Patrick, il avait ses habitudes. À treize ans, il était grand, beau et dégrossi contrairement à moi, Mancilla dit la tâche. C'est comme ça que le professeur de français de sixième, Monsieur Faboulard, m'appelait. Il apprenait l'espagnol tout seul avec la méthode Assimil. Il en était très fier. Il avait appris l'anglais aussi. À sa façon.
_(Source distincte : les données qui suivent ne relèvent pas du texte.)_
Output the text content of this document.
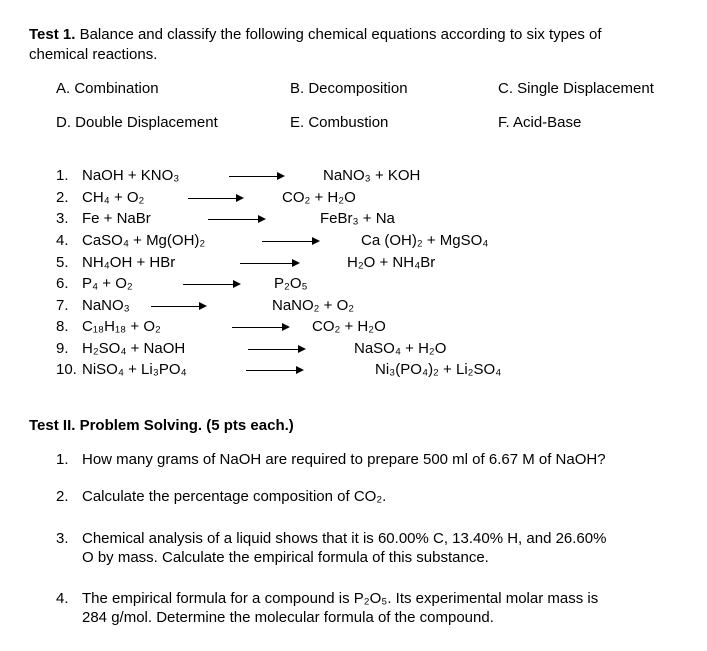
Test 1. Balance and classify the following chemical equations according to six types of
chemical reactions.
A. Combination	B. Decomposition	C. Single Displacement
D. Double Displacement	E. Combustion	F. Acid-Base
1. NaOH + KNO₃	NaNO₃ + KOH
2. CH₄ + O₂	CO₂ + H₂O
3. Fe + NaBr	FeBr₃ + Na
4. CaSO₄ + Mg(OH)₂	Ca (OH)₂ + MgSO₄
5. NH₄OH + HBr	H₂O + NH₄Br
6. P₄ + O₂	P₂O₅
7. NaNO₃ →	NaNO₂ + O₂
8. C₁₈H₁₈ + O₂	→ CO₂ + H₂O
9. H₂SO₄ + NaOH	NaSO₄ + H₂O
10. NiSO₄ + Li₃PO₄	Ni₃(PO₄)₂ + Li₂SO₄
Test II. Problem Solving. (5 pts each.)
1. How many grams of NaOH are required to prepare 500 ml of 6.67 M of NaOH?
2. Calculate the percentage composition of CO₂.
3. Chemical analysis of a liquid shows that it is 60.00% C, 13.40% H, and 26.60%
O by mass. Calculate the empirical formula of this substance.
4. The empirical formula for a compound is P₂O₅. Its experimental molar mass is
284 g/mol. Determine the molecular formula of the compound.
Il avait sa formule qu'il écrivait avec gourmandise au tableau, son moyen mnémotechnique infaillible pour employer shall quand on veut poser une question élégante en anglais à la première personne du singulier et du pluriel : Il faut mettre un châle sur les genoux. On l'entendait et on la lisait celle-là. Tous les jours, il nous sortait sa formule que nous ne comprenions pas. Il était si fier de sa personne qu'il ne voyait pas grand-chose de ce qu'il se passait autour de lui, Monsieur Faboulard. Ni les tricheries ni les chagrins. Rien. Il passait son temps à se raconter. C'est ça aussi, les hommes. Il m'avait trouvé ce surnom en traduisant mon nom en espagnol. Mancilla dit la tâche. On ne pouvait guère trouver mieux adapté pour moi.

 

Patrick, très protecteur avec la tâche qui lui faisait ses devoirs ou le laissait regarder les bonnes réponses en classe, décida de la chose un jeudi après-midi. On se donna rendez-vous à Thun, à la gare. J’aimais tant la petite gare de Thun, avec ses coquelicots sur les talus, le parfum entêtant des fleurs des champs, son air de liberté à cette petite gare quand je regardais les rails et le petit pont où la lumière du jour disparaissait comme j’aurais aimé disparaître moi-même. Avec Patrick, on allait souvent se perdre du côté du château de Madame de Condorcet. On grimpait sur la grille du parc, je lui faisais des récits improbables d’évènements passés au château, de fêtes galantes, d’érotiques jeux organisés dans les jardins, je ne savais même pas de quoi je parlais, lui peut-être s’en faisait-il une idée précise, moi j’inventais avec le plaisir du conteur qui voit l’effet de son imagination sur son public, avec les émois incompréhensibles que la simple vue d’un bout de sein me donnait et je cherchais, mot après mot, à en décrire les joies avec un tel enthousiasme que je croyais moi-même connaître ces plaisirs depuis longtemps. Il était bon public, comme François. À lui, les histoires de fesses, à François, les contes pour enfants. Un conteur, ça ne doit pas se tromper de public, c’est un métier quand même ! J’étais au point. Tout en gueule. Rien de solide.